La part des sources d'énergie renouvelables dans l'Union européenne: propositions d'actions concrètes

2004/2153(INI)

 La commission a adopté le rapport d'initiative de M. Claude TURMES (Verts/ALE) sur la part des sources d'énergie renouvelables dans l'Union européenne et les propositions d'actions concrètes. Le rapport souligne l'importance vitale des énergies renouvelables, à côté de l'efficacité énergétique et de la conservation de l'énergie, dans une série de domaines: lutter contre la dégradation de la santé et de l'environnement, assurer un développement durable, contribuer à l'innovation ainsi qu'au développement régional et national, aux perspectives commerciales et à la création d'emploi, dans le droit fil de la stratégie de Lisbonne.

Le rapport souligne qu'il importe de fixer des objectifs contraignants à l'horizon 2020 «afin d'adresser un message clair aux acteurs du marché (....), ainsi qu'aux décideurs politiques nationaux: les énergies renouvelables sont les énergies de demain pour l'UE». Il rappelle que le Parlement a adopté une résolution en 2004 dans laquelle était préconisé un objectif de 20 % pour la part des énergies renouvelables dans la consommation énergétique totale de l'UE d'ici à 2020. Les députés signalent que de nouvelles études montrent que l'objectif minimal de 25 % est faisable. La Commission est priée d'élaborer une stratégie à moyen terme de l'UE au chapitre des sources d'énergies renouvelables pour la période au-delà de 2010 et de fixer des objectifs contraignants pour des marchés aussi diversifiés que ceux de l'électricité, des carburants destinés au transport et des combustibles de chauffage et de réfrigération. L'objectif communautaire doit être modulé suivant les secteurs et les objectifs nationaux.

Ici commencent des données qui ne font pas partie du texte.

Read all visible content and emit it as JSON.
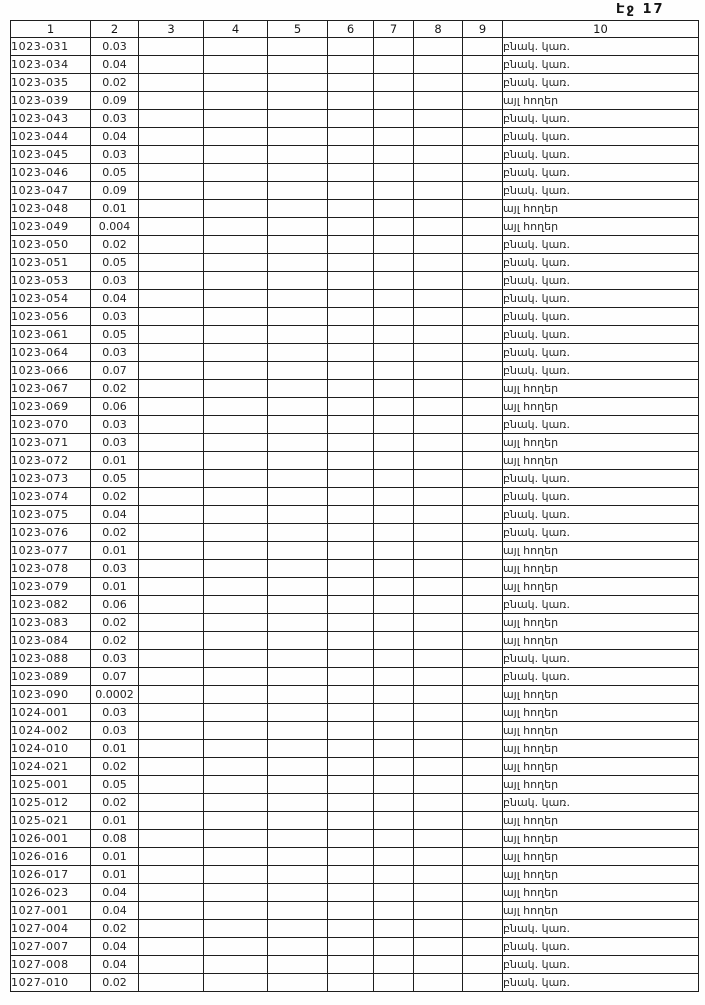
{
  "page": {
    "label": "Էջ 17"
  },
  "table": {
    "headers": [
      "1",
      "2",
      "3",
      "4",
      "5",
      "6",
      "7",
      "8",
      "9",
      "10"
    ],
    "land_use_values": {
      "residential": "բնակ. կառ.",
      "other_lands": "այլ հողեր"
    },
    "rows": [
      {
        "code": "1023-031",
        "value": "0.03",
        "land_use": "բնակ. կառ."
      },
      {
        "code": "1023-034",
        "value": "0.04",
        "land_use": "բնակ. կառ."
      },
      {
        "code": "1023-035",
        "value": "0.02",
        "land_use": "բնակ. կառ."
      },
      {
        "code": "1023-039",
        "value": "0.09",
        "land_use": "այլ հողեր"
      },
      {
        "code": "1023-043",
        "value": "0.03",
        "land_use": "բնակ. կառ."
      },
      {
        "code": "1023-044",
        "value": "0.04",
        "land_use": "բնակ. կառ."
      },
      {
        "code": "1023-045",
        "value": "0.03",
        "land_use": "բնակ. կառ."
      },
      {
        "code": "1023-046",
        "value": "0.05",
        "land_use": "բնակ. կառ."
      },
      {
        "code": "1023-047",
        "value": "0.09",
        "land_use": "բնակ. կառ."
      },
      {
        "code": "1023-048",
        "value": "0.01",
        "land_use": "այլ հողեր"
      },
      {
        "code": "1023-049",
        "value": "0.004",
        "land_use": "այլ հողեր"
      },
      {
        "code": "1023-050",
        "value": "0.02",
        "land_use": "բնակ. կառ."
      },
      {
        "code": "1023-051",
        "value": "0.05",
        "land_use": "բնակ. կառ."
      },
      {
        "code": "1023-053",
        "value": "0.03",
        "land_use": "բնակ. կառ."
      },
      {
        "code": "1023-054",
        "value": "0.04",
        "land_use": "բնակ. կառ."
      },
      {
        "code": "1023-056",
        "value": "0.03",
        "land_use": "բնակ. կառ."
      },
      {
        "code": "1023-061",
        "value": "0.05",
        "land_use": "բնակ. կառ."
      },
      {
        "code": "1023-064",
        "value": "0.03",
        "land_use": "բնակ. կառ."
      },
      {
        "code": "1023-066",
        "value": "0.07",
        "land_use": "բնակ. կառ."
      },
      {
        "code": "1023-067",
        "value": "0.02",
        "land_use": "այլ հողեր"
      },
      {
        "code": "1023-069",
        "value": "0.06",
        "land_use": "այլ հողեր"
      },
      {
        "code": "1023-070",
        "value": "0.03",
        "land_use": "բնակ. կառ."
      },
      {
        "code": "1023-071",
        "value": "0.03",
        "land_use": "այլ հողեր"
      },
      {
        "code": "1023-072",
        "value": "0.01",
        "land_use": "այլ հողեր"
      },
      {
        "code": "1023-073",
        "value": "0.05",
        "land_use": "բնակ. կառ."
      },
      {
        "code": "1023-074",
        "value": "0.02",
        "land_use": "բնակ. կառ."
      },
      {
        "code": "1023-075",
        "value": "0.04",
        "land_use": "բնակ. կառ."
      },
      {
        "code": "1023-076",
        "value": "0.02",
        "land_use": "բնակ. կառ."
      },
      {
        "code": "1023-077",
        "value": "0.01",
        "land_use": "այլ հողեր"
      },
      {
        "code": "1023-078",
        "value": "0.03",
        "land_use": "այլ հողեր"
      },
      {
        "code": "1023-079",
        "value": "0.01",
        "land_use": "այլ հողեր"
      },
      {
        "code": "1023-082",
        "value": "0.06",
        "land_use": "բնակ. կառ."
      },
      {
        "code": "1023-083",
        "value": "0.02",
        "land_use": "այլ հողեր"
      },
      {
        "code": "1023-084",
        "value": "0.02",
        "land_use": "այլ հողեր"
      },
      {
        "code": "1023-088",
        "value": "0.03",
        "land_use": "բնակ. կառ."
      },
      {
        "code": "1023-089",
        "value": "0.07",
        "land_use": "բնակ. կառ."
      },
      {
        "code": "1023-090",
        "value": "0.0002",
        "land_use": "այլ հողեր"
      },
      {
        "code": "1024-001",
        "value": "0.03",
        "land_use": "այլ հողեր"
      },
      {
        "code": "1024-002",
        "value": "0.03",
        "land_use": "այլ հողեր"
      },
      {
        "code": "1024-010",
        "value": "0.01",
        "land_use": "այլ հողեր"
      },
      {
        "code": "1024-021",
        "value": "0.02",
        "land_use": "այլ հողեր"
      },
      {
        "code": "1025-001",
        "value": "0.05",
        "land_use": "այլ հողեր"
      },
      {
        "code": "1025-012",
        "value": "0.02",
        "land_use": "բնակ. կառ."
      },
      {
        "code": "1025-021",
        "value": "0.01",
        "land_use": "այլ հողեր"
      },
      {
        "code": "1026-001",
        "value": "0.08",
        "land_use": "այլ հողեր"
      },
      {
        "code": "1026-016",
        "value": "0.01",
        "land_use": "այլ հողեր"
      },
      {
        "code": "1026-017",
        "value": "0.01",
        "land_use": "այլ հողեր"
      },
      {
        "code": "1026-023",
        "value": "0.04",
        "land_use": "այլ հողեր"
      },
      {
        "code": "1027-001",
        "value": "0.04",
        "land_use": "այլ հողեր"
      },
      {
        "code": "1027-004",
        "value": "0.02",
        "land_use": "բնակ. կառ."
      },
      {
        "code": "1027-007",
        "value": "0.04",
        "land_use": "բնակ. կառ."
      },
      {
        "code": "1027-008",
        "value": "0.04",
        "land_use": "բնակ. կառ."
      },
      {
        "code": "1027-010",
        "value": "0.02",
        "land_use": "բնակ. կառ."
      }
    ]
  }
}
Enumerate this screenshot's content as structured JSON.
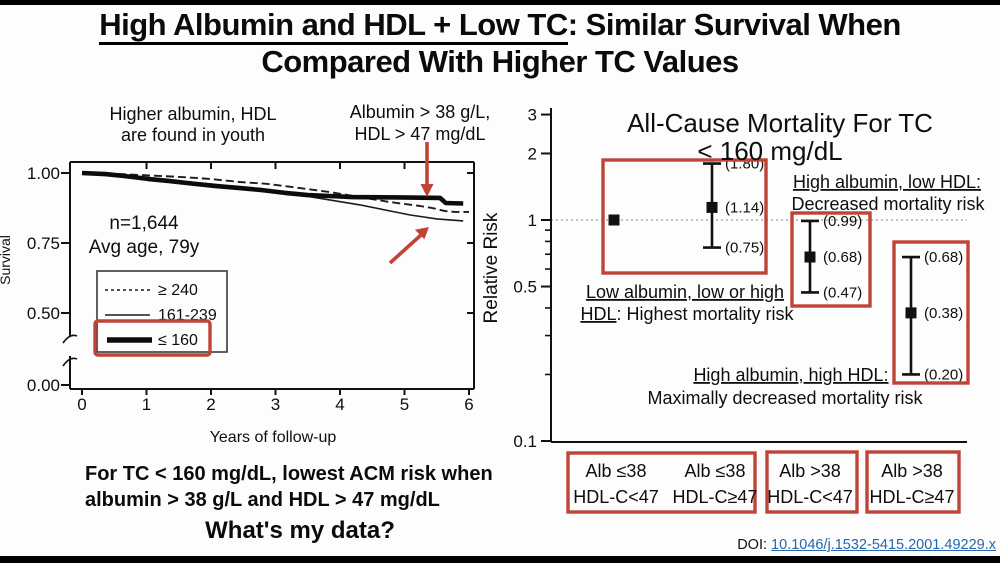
{
  "slide": {
    "title_underlined": "High Albumin and HDL + Low TC",
    "title_rest": ": Similar Survival When",
    "title_line2": "Compared With Higher TC Values",
    "conclusion_line1": "For TC < 160 mg/dL, lowest ACM risk when",
    "conclusion_line2": "albumin > 38 g/L and HDL > 47 mg/dL",
    "question": "What's my data?",
    "doi_label": "DOI: ",
    "doi_link": "10.1046/j.1532-5415.2001.49229.x"
  },
  "colors": {
    "highlight_red": "#bf4337",
    "link_blue": "#2566ad",
    "curve_black": "#0c0c0c"
  },
  "chart_data": [
    {
      "type": "line",
      "subtype": "kaplan-meier-survival",
      "title": "",
      "xlabel": "Years of follow-up",
      "ylabel": "Survival",
      "xlim": [
        0,
        6
      ],
      "ylim_shown": [
        0.0,
        1.0
      ],
      "axis_break_between": [
        0.0,
        0.45
      ],
      "grid": false,
      "x_ticks": [
        {
          "label": "0",
          "value": 0
        },
        {
          "label": "1",
          "value": 1
        },
        {
          "label": "2",
          "value": 2
        },
        {
          "label": "3",
          "value": 3
        },
        {
          "label": "4",
          "value": 4
        },
        {
          "label": "5",
          "value": 5
        },
        {
          "label": "6",
          "value": 6
        }
      ],
      "y_ticks": [
        {
          "label": "1.00",
          "value": 1.0
        },
        {
          "label": "0.75",
          "value": 0.75
        },
        {
          "label": "0.50",
          "value": 0.5
        },
        {
          "label": "0.00",
          "value": 0.0
        }
      ],
      "annotations": {
        "youth_line1": "Higher albumin, HDL",
        "youth_line2": "are found in youth",
        "albumin_line1": "Albumin > 38 g/L,",
        "albumin_line2": "HDL > 47 mg/dL",
        "n": "n=1,644",
        "age": "Avg age, 79y"
      },
      "legend": [
        {
          "label": "≥ 240",
          "style": "dashed",
          "highlighted": false
        },
        {
          "label": "161-239",
          "style": "thin",
          "highlighted": false
        },
        {
          "label": "≤ 160",
          "style": "thick",
          "highlighted": true
        }
      ],
      "series": [
        {
          "name": "≥ 240 (TC mg/dL)",
          "style": "dashed",
          "points": [
            [
              0,
              1.0
            ],
            [
              0.59,
              0.996
            ],
            [
              1.05,
              0.991
            ],
            [
              1.52,
              0.986
            ],
            [
              1.98,
              0.979
            ],
            [
              2.45,
              0.968
            ],
            [
              2.88,
              0.961
            ],
            [
              3.38,
              0.946
            ],
            [
              3.84,
              0.932
            ],
            [
              4.31,
              0.914
            ],
            [
              4.78,
              0.896
            ],
            [
              5.24,
              0.882
            ],
            [
              5.43,
              0.875
            ],
            [
              5.63,
              0.864
            ],
            [
              5.78,
              0.861
            ],
            [
              6.0,
              0.861
            ]
          ]
        },
        {
          "name": "161-239 (TC mg/dL)",
          "style": "thin",
          "points": [
            [
              0,
              0.996
            ],
            [
              0.59,
              0.989
            ],
            [
              1.05,
              0.982
            ],
            [
              1.52,
              0.971
            ],
            [
              1.98,
              0.961
            ],
            [
              2.45,
              0.95
            ],
            [
              2.91,
              0.936
            ],
            [
              3.38,
              0.921
            ],
            [
              3.84,
              0.904
            ],
            [
              4.31,
              0.886
            ],
            [
              4.7,
              0.868
            ],
            [
              5.09,
              0.85
            ],
            [
              5.5,
              0.836
            ],
            [
              5.91,
              0.829
            ]
          ]
        },
        {
          "name": "≤ 160 (TC mg/dL)",
          "style": "thick",
          "points": [
            [
              0,
              1.0
            ],
            [
              0.36,
              0.996
            ],
            [
              0.67,
              0.989
            ],
            [
              1.02,
              0.979
            ],
            [
              1.36,
              0.971
            ],
            [
              1.75,
              0.961
            ],
            [
              2.06,
              0.954
            ],
            [
              2.45,
              0.946
            ],
            [
              2.79,
              0.939
            ],
            [
              3.15,
              0.929
            ],
            [
              3.5,
              0.921
            ],
            [
              3.84,
              0.918
            ],
            [
              4.19,
              0.914
            ],
            [
              4.93,
              0.913
            ],
            [
              5.55,
              0.911
            ],
            [
              5.64,
              0.893
            ],
            [
              5.91,
              0.891
            ]
          ]
        }
      ]
    },
    {
      "type": "scatter",
      "subtype": "forest-plot",
      "title_line1": "All-Cause Mortality For TC",
      "title_line2": "< 160 mg/dL",
      "ylabel": "Relative Risk",
      "yscale": "log",
      "ylim": [
        0.1,
        3
      ],
      "reference_line": 1.0,
      "y_major_ticks": [
        {
          "label": "3",
          "value": 3
        },
        {
          "label": "2",
          "value": 2
        },
        {
          "label": "1",
          "value": 1
        },
        {
          "label": "0.5",
          "value": 0.5
        },
        {
          "label": "0.1",
          "value": 0.1
        }
      ],
      "y_minor_ticks": [
        0.9,
        0.8,
        0.7,
        0.6,
        0.4,
        0.3,
        0.2
      ],
      "groups": [
        {
          "albumin": "Alb ≤38",
          "hdl": "HDL-C<47",
          "rr": 1.0,
          "ci_low": null,
          "ci_high": null,
          "reference": true
        },
        {
          "albumin": "Alb ≤38",
          "hdl": "HDL-C≥47",
          "rr": 1.14,
          "ci_low": 0.75,
          "ci_high": 1.8
        },
        {
          "albumin": "Alb >38",
          "hdl": "HDL-C<47",
          "rr": 0.68,
          "ci_low": 0.47,
          "ci_high": 0.99
        },
        {
          "albumin": "Alb >38",
          "hdl": "HDL-C≥47",
          "rr": 0.38,
          "ci_low": 0.2,
          "ci_high": 0.68
        }
      ],
      "annotations": [
        {
          "line1": "High albumin, low HDL:",
          "line2": "Decreased mortality risk"
        },
        {
          "line1": "Low albumin, low or high",
          "line2_underlined": "HDL",
          "line2_rest": ": Highest mortality risk"
        },
        {
          "line1": "High albumin, high HDL:",
          "line2": "Maximally decreased mortality risk"
        }
      ]
    }
  ]
}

Le rapport invite les États membres à recourir à des incitants efficaces sous la forme de réductions d'impôts pour promouvoir l'utilisation d'énergies renouvelables, ainsi qu'à un accès libre et équitable au réseau et des tarifs non discriminatoires. La Commission est priée de proposer de nouvelles initiatives législatives afin de mettre un terme à ces énormes distorsions du marché qui pénalisent la production d'énergies renouvelables, telles que des obligations insuffisantes en matière de découplage de la propriété, des marchés de gros inefficaces, une concentration trop importante du marché, des subventions directes et indirectes importantes aux combustibles fossiles et aux centrales nucléaires et l'absence d'internalisation des coûts externes.

La commission présente également une série de propositions sur l'exploitation de la biomasse qui, fait-elle remarquer, comporte de nombreux avantages par rapport aux sources d'énergie traditionnelles et à certaines autres énergies renouvelables. Elle déplore par conséquent que, dans le domaine des énergies renouvelables, le potentiel considérable de la biomasse n'ait pas été exploité techniquement comme il pourrait l'être à un coût raisonnable, et invite la Commission et les États membres à employer les Fonds structurels et le Fonds de cohésion pour promouvoir l'exploitation de la biomasse. Elle encourage les États membres à revoir leurs régimes fiscaux et à supprimer toutes les charges fiscales inutiles pour les exploitants de biomasse.

Enfin, dans le cadre du 7e programme-cadre de recherche, de développement technologique et de santé (7e PCRD), les députés demandent vivement que «les sources d'énergie renouvelable et le rendement énergétique bénéficient d'un financement accru».